Re: lease-option pitfalls (long) - Posted by Russ Sims
Posted by Russ Sims on October 31, 2003 at 13:47:44:
No reason to feel guilty about having a local RE attorney draw up contracts…cross check their contracts with the ones from, say, Bill Bronchick and make sure all the key elements are there (starting with making sure you have seperate lease and option agreements). Keep in mind the guru contracts are somewhat generic and they don’t take into consideration local landlord tenant laws…this is something your attorney will be mindful of.
I’m going into my 5th year of doing this full time. Rewards aplenty await you down the road if you stay the course. Headaches aplenty, too. Most of those will come from your tenant/buyers. Screen them diligently. Check on them often, at least in the first year of their agreement. Give neighbors of the tenants your phone number in case they see questionable activity going on (like loud parties, property damge, tenant friends that show up and never seem to leave… they probably live there).
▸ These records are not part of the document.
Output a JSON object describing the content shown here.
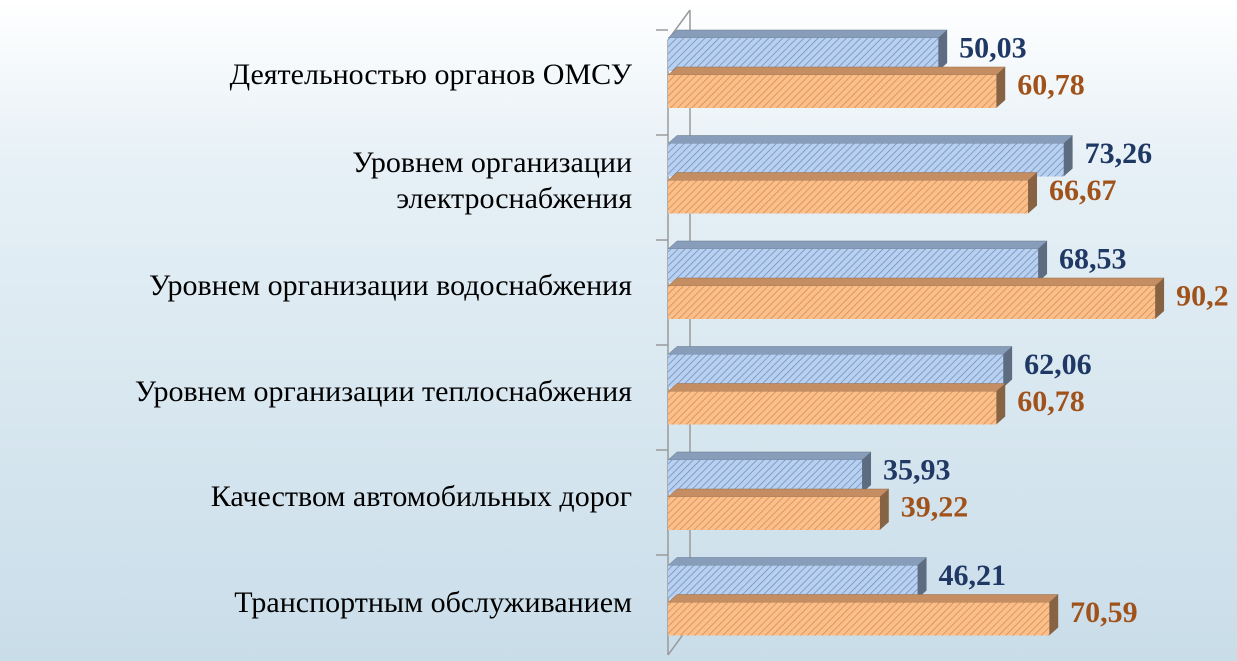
{
  "chart_data": {
    "type": "bar",
    "orientation": "horizontal",
    "categories": [
      "Деятельностью органов ОМСУ",
      "Уровнем организации\nэлектроснабжения",
      "Уровнем организации водоснабжения",
      "Уровнем организации теплоснабжения",
      "Качеством автомобильных дорог",
      "Транспортным обслуживанием"
    ],
    "series": [
      {
        "color": "#a9c4e8",
        "values": [
          50.03,
          73.26,
          68.53,
          62.06,
          35.93,
          46.21
        ],
        "value_labels": [
          "50,03",
          "73,26",
          "68,53",
          "62,06",
          "35,93",
          "46,21"
        ],
        "label_color": "#1f3864"
      },
      {
        "color": "#f6b27a",
        "values": [
          60.78,
          66.67,
          90.2,
          60.78,
          39.22,
          70.59
        ],
        "value_labels": [
          "60,78",
          "66,67",
          "90,2",
          "60,78",
          "39,22",
          "70,59"
        ],
        "label_color": "#a0521a"
      }
    ],
    "xlim": [
      0,
      100
    ]
  }
}
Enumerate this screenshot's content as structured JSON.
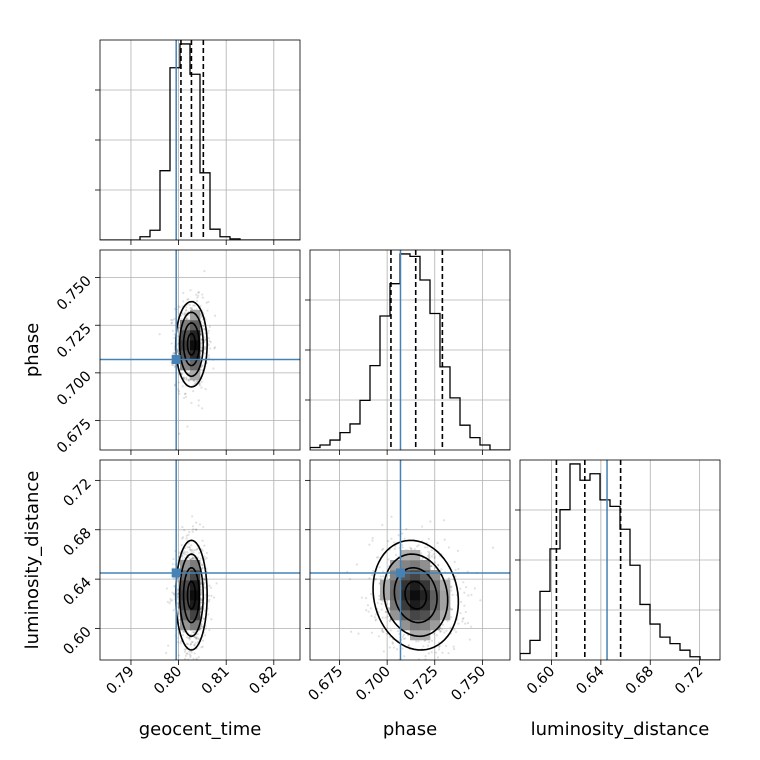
{
  "chart_data": {
    "type": "corner",
    "parameters": [
      "geocent_time",
      "phase",
      "luminosity_distance"
    ],
    "labels": {
      "geocent_time": "geocent_time",
      "phase": "phase",
      "luminosity_distance": "luminosity_distance"
    },
    "ranges": {
      "geocent_time": [
        0.7835,
        0.8255
      ],
      "phase": [
        0.6595,
        0.7645
      ],
      "luminosity_distance": [
        0.5745,
        0.7365
      ]
    },
    "ticks": {
      "geocent_time": [
        0.79,
        0.8,
        0.81,
        0.82
      ],
      "phase": [
        0.675,
        0.7,
        0.725,
        0.75
      ],
      "luminosity_distance": [
        0.6,
        0.64,
        0.68,
        0.72
      ]
    },
    "tick_labels": {
      "geocent_time": [
        "0.79",
        "0.80",
        "0.81",
        "0.82"
      ],
      "phase": [
        "0.675",
        "0.700",
        "0.725",
        "0.750"
      ],
      "luminosity_distance": [
        "0.60",
        "0.64",
        "0.68",
        "0.72"
      ]
    },
    "injected_values": {
      "geocent_time": 0.7995,
      "phase": 0.707,
      "luminosity_distance": 0.645
    },
    "quantiles": {
      "geocent_time": [
        0.8005,
        0.8027,
        0.8052
      ],
      "phase": [
        0.702,
        0.715,
        0.729
      ],
      "luminosity_distance": [
        0.604,
        0.627,
        0.656
      ]
    },
    "histograms": {
      "geocent_time": {
        "edges": [
          0.7835,
          0.7856,
          0.7877,
          0.7898,
          0.7919,
          0.794,
          0.7961,
          0.7982,
          0.8003,
          0.8024,
          0.8045,
          0.8066,
          0.8087,
          0.8108,
          0.8129,
          0.815,
          0.8171,
          0.8192,
          0.8213,
          0.8234,
          0.8255
        ],
        "counts": [
          0,
          0,
          0,
          0,
          3,
          9,
          64,
          159,
          181,
          153,
          62,
          10,
          3,
          1,
          0,
          0,
          0,
          0,
          0,
          0
        ]
      },
      "phase": {
        "edges": [
          0.6595,
          0.66475,
          0.67,
          0.67525,
          0.6805,
          0.68575,
          0.691,
          0.69625,
          0.7015,
          0.70675,
          0.712,
          0.71725,
          0.7225,
          0.72775,
          0.733,
          0.73825,
          0.7435,
          0.74875,
          0.754,
          0.75925,
          0.7645
        ],
        "counts": [
          2,
          4,
          8,
          14,
          21,
          40,
          68,
          108,
          134,
          158,
          156,
          137,
          110,
          67,
          42,
          20,
          10,
          4,
          0,
          0
        ]
      },
      "luminosity_distance": {
        "edges": [
          0.5745,
          0.5826,
          0.5907,
          0.5988,
          0.6069,
          0.615,
          0.6231,
          0.6312,
          0.6393,
          0.6474,
          0.6555,
          0.6636,
          0.6717,
          0.6798,
          0.6879,
          0.696,
          0.7041,
          0.7122,
          0.7203,
          0.7284,
          0.7365
        ],
        "counts": [
          2,
          6,
          21,
          34,
          46,
          60,
          55,
          57,
          49,
          47,
          40,
          29,
          17,
          11,
          7,
          5,
          3,
          1,
          0,
          0
        ]
      }
    },
    "pairs": [
      {
        "x": "geocent_time",
        "y": "phase",
        "mean": [
          0.8027,
          0.715
        ],
        "std": [
          0.00165,
          0.0112
        ],
        "rho": 0.0
      },
      {
        "x": "geocent_time",
        "y": "luminosity_distance",
        "mean": [
          0.8027,
          0.627
        ],
        "std": [
          0.00165,
          0.0222
        ],
        "rho": 0.0
      },
      {
        "x": "phase",
        "y": "luminosity_distance",
        "mean": [
          0.715,
          0.627
        ],
        "std": [
          0.0112,
          0.0222
        ],
        "rho": -0.12
      }
    ],
    "grid": true,
    "colors": {
      "truth": "#4682b4",
      "hist": "#000000",
      "contour": "#000000",
      "points": "#000000",
      "grid": "#b0b0b0"
    }
  }
}
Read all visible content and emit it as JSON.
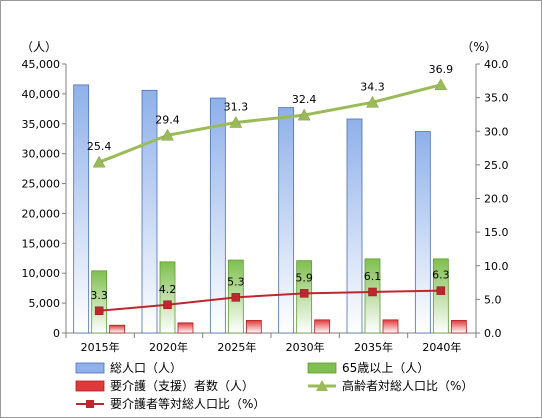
{
  "chart_data": {
    "type": "bar",
    "categories": [
      "2015年",
      "2020年",
      "2025年",
      "2030年",
      "2035年",
      "2040年"
    ],
    "y_left": {
      "unit_label": "（人）",
      "ylim": [
        0,
        45000
      ],
      "ticks": [
        "0",
        "5,000",
        "10,000",
        "15,000",
        "20,000",
        "25,000",
        "30,000",
        "35,000",
        "40,000",
        "45,000"
      ]
    },
    "y_right": {
      "unit_label": "（%）",
      "ylim": [
        0,
        40
      ],
      "ticks": [
        "0.0",
        "5.0",
        "10.0",
        "15.0",
        "20.0",
        "25.0",
        "30.0",
        "35.0",
        "40.0"
      ]
    },
    "grid": false,
    "legend_position": "bottom",
    "series": [
      {
        "name": "総人口（人）",
        "kind": "bar",
        "axis": "left",
        "color": "#5b86d6",
        "values": [
          41500,
          40600,
          39300,
          37700,
          35800,
          33700
        ]
      },
      {
        "name": "65歳以上（人）",
        "kind": "bar",
        "axis": "left",
        "color": "#7fbf4f",
        "values": [
          10400,
          11900,
          12200,
          12100,
          12400,
          12400
        ]
      },
      {
        "name": "要介護（支援）者数（人）",
        "kind": "bar",
        "axis": "left",
        "color": "#e03a3a",
        "values": [
          1300,
          1700,
          2100,
          2200,
          2200,
          2100
        ]
      },
      {
        "name": "高齢者対総人口比（%）",
        "kind": "line",
        "axis": "right",
        "color": "#9bbb59",
        "marker": "triangle",
        "values": [
          25.4,
          29.4,
          31.3,
          32.4,
          34.3,
          36.9
        ],
        "labels": [
          "25.4",
          "29.4",
          "31.3",
          "32.4",
          "34.3",
          "36.9"
        ]
      },
      {
        "name": "要介護者等対総人口比（%）",
        "kind": "line",
        "axis": "right",
        "color": "#c0262d",
        "marker": "square",
        "values": [
          3.3,
          4.2,
          5.3,
          5.9,
          6.1,
          6.3
        ],
        "labels": [
          "3.3",
          "4.2",
          "5.3",
          "5.9",
          "6.1",
          "6.3"
        ]
      }
    ]
  }
}
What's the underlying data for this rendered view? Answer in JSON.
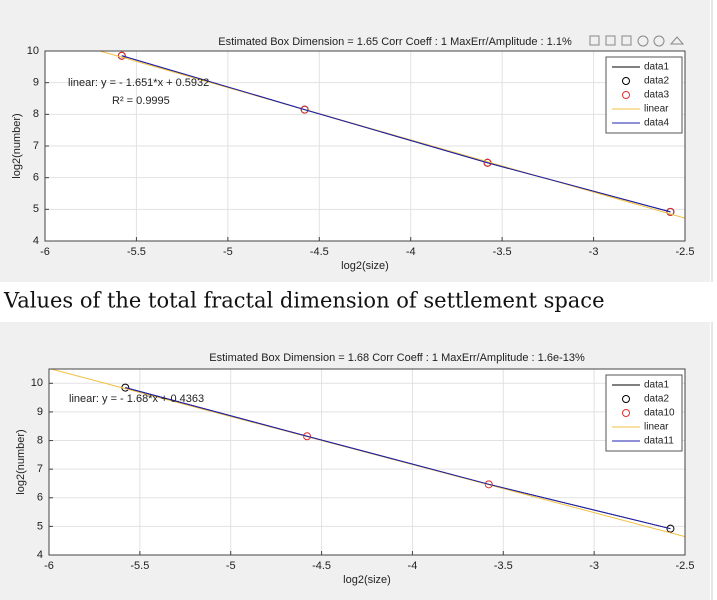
{
  "chart_data": [
    {
      "type": "line",
      "title": "Estimated Box Dimension =  1.65    Corr Coeff : 1    MaxErr/Amplitude : 1.1%",
      "xlabel": "log2(size)",
      "ylabel": "log2(number)",
      "annotations": [
        "linear:  y = - 1.651*x + 0.5932",
        "R² = 0.9995"
      ],
      "xlim": [
        -6,
        -2.5
      ],
      "xticks": [
        -6,
        -5.5,
        -5,
        -4.5,
        -4,
        -3.5,
        -3,
        -2.5
      ],
      "ylim": [
        4,
        10
      ],
      "yticks": [
        4,
        5,
        6,
        7,
        8,
        9,
        10
      ],
      "grid": true,
      "legend": "upper right",
      "series": [
        {
          "name": "data1",
          "style": "line",
          "color": "#000000",
          "x": [
            -5.58,
            -4.58,
            -3.58,
            -2.58
          ],
          "values": [
            9.85,
            8.15,
            6.47,
            4.92
          ]
        },
        {
          "name": "data2",
          "style": "marker",
          "color": "#000000",
          "x": [
            -5.58,
            -4.58,
            -3.58,
            -2.58
          ],
          "values": [
            9.85,
            8.15,
            6.47,
            4.92
          ]
        },
        {
          "name": "data3",
          "style": "marker",
          "color": "#e03030",
          "x": [
            -5.58,
            -4.58,
            -3.58,
            -2.58
          ],
          "values": [
            9.85,
            8.15,
            6.47,
            4.92
          ]
        },
        {
          "name": "linear",
          "style": "line",
          "color": "#f0c040",
          "x": [
            -5.7,
            -2.5
          ],
          "values": [
            10.0,
            4.72
          ]
        },
        {
          "name": "data4",
          "style": "line",
          "color": "#2020b0",
          "x": [
            -5.58,
            -4.58,
            -3.58,
            -2.58
          ],
          "values": [
            9.85,
            8.15,
            6.47,
            4.92
          ]
        }
      ]
    },
    {
      "type": "line",
      "title": "Estimated Box Dimension =  1.68    Corr Coeff : 1    MaxErr/Amplitude : 1.6e-13%",
      "xlabel": "log2(size)",
      "ylabel": "log2(number)",
      "annotations": [
        "linear:  y = - 1.68*x + 0.4363"
      ],
      "xlim": [
        -6,
        -2.5
      ],
      "xticks": [
        -6,
        -5.5,
        -5,
        -4.5,
        -4,
        -3.5,
        -3,
        -2.5
      ],
      "ylim": [
        4,
        10.5
      ],
      "yticks": [
        4,
        5,
        6,
        7,
        8,
        9,
        10
      ],
      "grid": true,
      "legend": "upper right",
      "series": [
        {
          "name": "data1",
          "style": "line",
          "color": "#000000",
          "x": [
            -5.58,
            -4.58,
            -3.58,
            -2.58
          ],
          "values": [
            9.85,
            8.15,
            6.47,
            4.92
          ]
        },
        {
          "name": "data2",
          "style": "marker",
          "color": "#000000",
          "x": [
            -5.58,
            -2.58
          ],
          "values": [
            9.85,
            4.92
          ]
        },
        {
          "name": "data10",
          "style": "marker",
          "color": "#e03030",
          "x": [
            -4.58,
            -3.58
          ],
          "values": [
            8.15,
            6.47
          ]
        },
        {
          "name": "linear",
          "style": "line",
          "color": "#f0c040",
          "x": [
            -6,
            -2.5
          ],
          "values": [
            10.52,
            4.64
          ]
        },
        {
          "name": "data11",
          "style": "line",
          "color": "#2020b0",
          "x": [
            -5.58,
            -4.58,
            -3.58,
            -2.58
          ],
          "values": [
            9.85,
            8.15,
            6.47,
            4.92
          ]
        }
      ]
    }
  ],
  "caption": "Values of the total fractal dimension of settlement space"
}
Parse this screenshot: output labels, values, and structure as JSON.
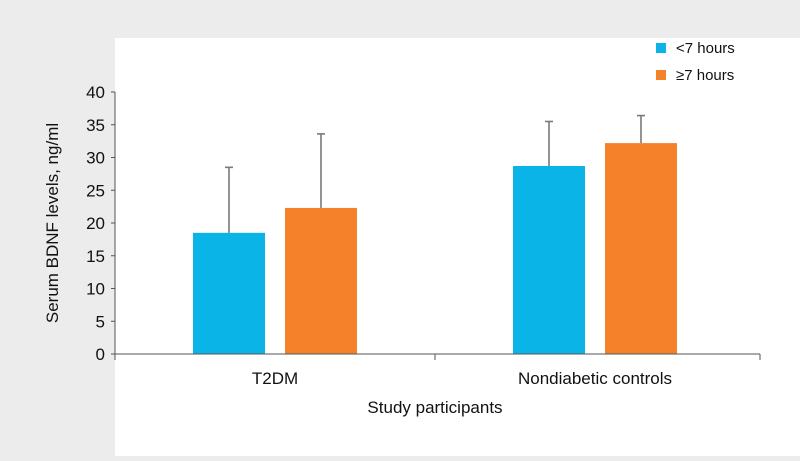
{
  "chart_data": {
    "type": "bar",
    "title": "",
    "xlabel": "Study participants",
    "ylabel": "Serum BDNF levels, ng/ml",
    "categories": [
      "T2DM",
      "Nondiabetic controls"
    ],
    "ylim": [
      0,
      40
    ],
    "yticks": [
      0,
      5,
      10,
      15,
      20,
      25,
      30,
      35,
      40
    ],
    "grid": false,
    "legend_position": "top-right",
    "series": [
      {
        "name": "<7 hours",
        "color": "#0ab4e6",
        "values": [
          18.5,
          28.7
        ],
        "error": [
          10.0,
          6.8
        ]
      },
      {
        "name": "≥7 hours",
        "color": "#f5822a",
        "values": [
          22.3,
          32.2
        ],
        "error": [
          11.3,
          4.2
        ]
      }
    ]
  },
  "colors": {
    "background": "#ececec",
    "plot_area": "#ffffff",
    "axis": "#555555",
    "error_bar": "#7a7a7a"
  }
}
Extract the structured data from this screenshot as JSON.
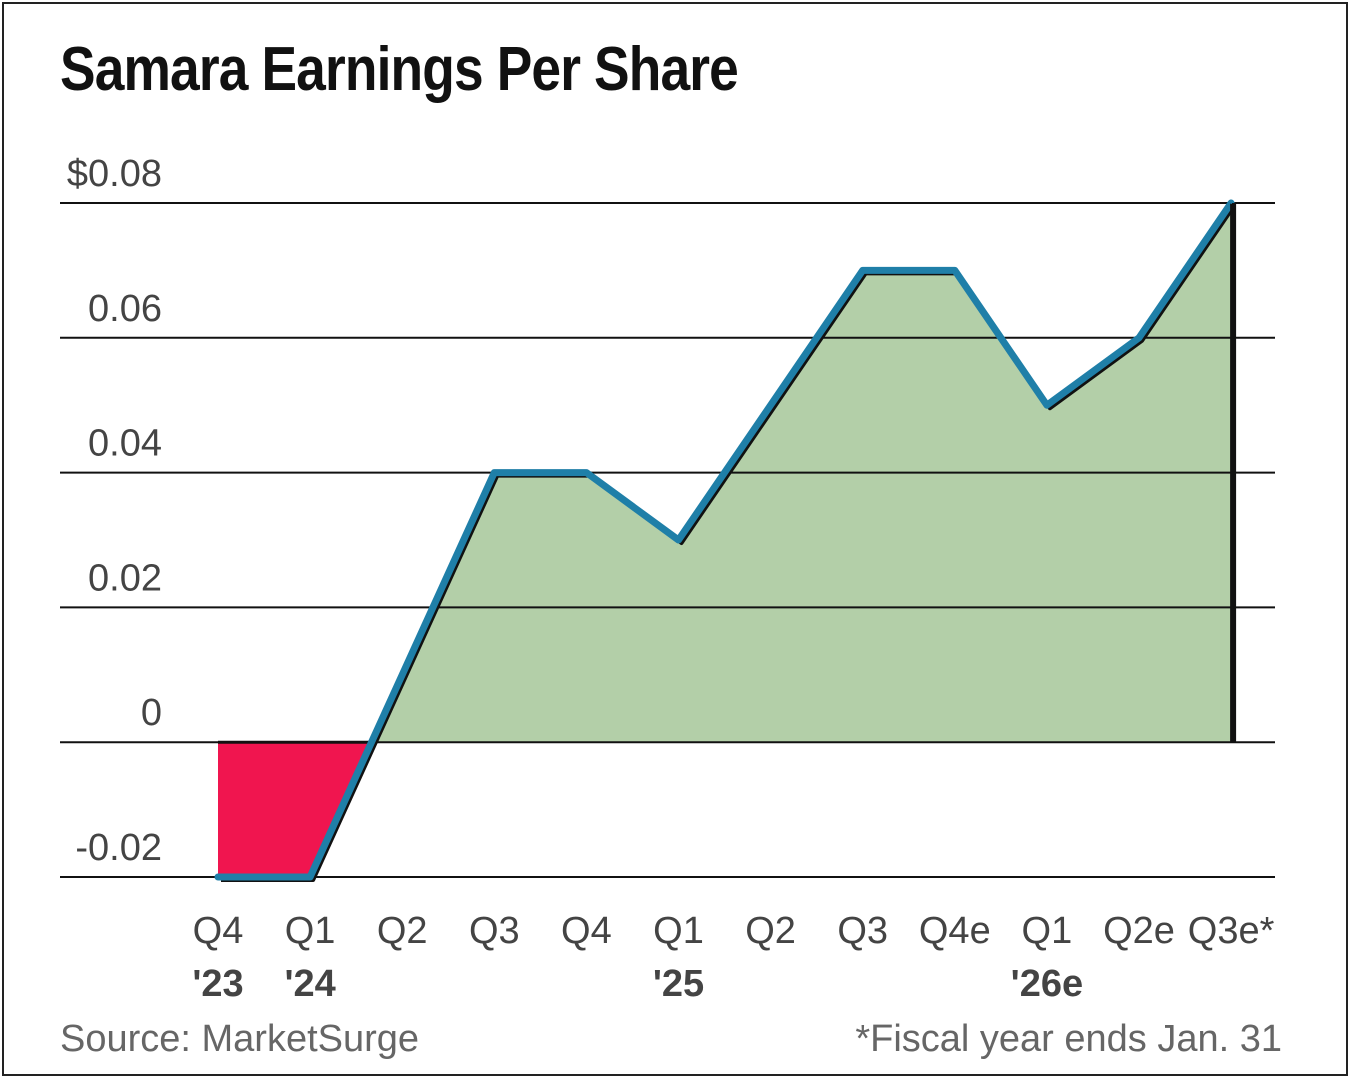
{
  "chart_data": {
    "type": "area",
    "title": "Samara Earnings Per Share",
    "categories": [
      "Q4",
      "Q1",
      "Q2",
      "Q3",
      "Q4",
      "Q1",
      "Q2",
      "Q3",
      "Q4e",
      "Q1",
      "Q2e",
      "Q3e*"
    ],
    "year_labels": [
      {
        "label": "'23",
        "index": 0
      },
      {
        "label": "'24",
        "index": 1
      },
      {
        "label": "'25",
        "index": 5
      },
      {
        "label": "'26e",
        "index": 9
      }
    ],
    "values": [
      -0.02,
      -0.02,
      0.01,
      0.04,
      0.04,
      0.03,
      0.05,
      0.07,
      0.07,
      0.05,
      0.06,
      0.08
    ],
    "ylim": [
      -0.02,
      0.08
    ],
    "yticks": [
      -0.02,
      0,
      0.02,
      0.04,
      0.06,
      0.08
    ],
    "ytick_labels": [
      "-0.02",
      "0",
      "0.02",
      "0.04",
      "0.06",
      "$0.08"
    ],
    "source": "Source: MarketSurge",
    "footnote": "*Fiscal year ends Jan. 31",
    "colors": {
      "positive_fill": "#b3cfa8",
      "negative_fill": "#f0154f",
      "line": "#1f7fa8",
      "shadow": "#111111",
      "grid": "#111111"
    }
  }
}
As warm and fuzzy as it makes us all feel to provide a home to someone who can’t get a loan, keep in mind that the reason they can’t get a loan is because they are irresponsible. That trait generally carries over into every aspect of their life. That includes making sure you’re paid on time, taking care of the home you’re controlling, and makeing progress in getting the home financed.
When you sign with a tenant make sure they know you are strict about enforcing timely payment. Tell them that if they don’t have a friend or relative that can come to their aid and make a payment for them in hard times, then they had best look for another home because they will be evicted regardless of the circumstances. Of course you can always make a judgement call on whether or not you’ll work with them
if they are having difficulty, but realize if you go soft once, they’ll expect it again and again. Best just to stick to policy.
Learn your lenadlord/tenant laws inside and out. Go to court and watch evictions. Get familiar with that process because if you know how it works, you won’t be as hesitant to evict someone when the time comes.And for goodness sake keep a cash reserve for when bad stuff happens.
I don’t do sandwich lease/options any more because I learned it’s just as easy, if not easier to get the deed from the seller via a 'subject to’transaction. Some folks had rather just control vs. own the homes. For them lease/options make sense beacause if property values go down, they are not stuck with a depreciating home. I like having the deed because the seller is completely out of the picture and they can’t complicate issues down the road. Having the deed also makes it relatively easy for me to refinance the home in a couple of years if my t/b can’t purchase the place. Go ahead and start with lease/options but consider researching ‘subject to’ to see if it works for you.
I’m sure I make it sound as if dealing with tenants is a nightmare…it only is sometimes. Most of them are great. As for the bad ones? Just make sure you buy the home with some equity and take a decent option fee up front and you really can’t lose in the long run.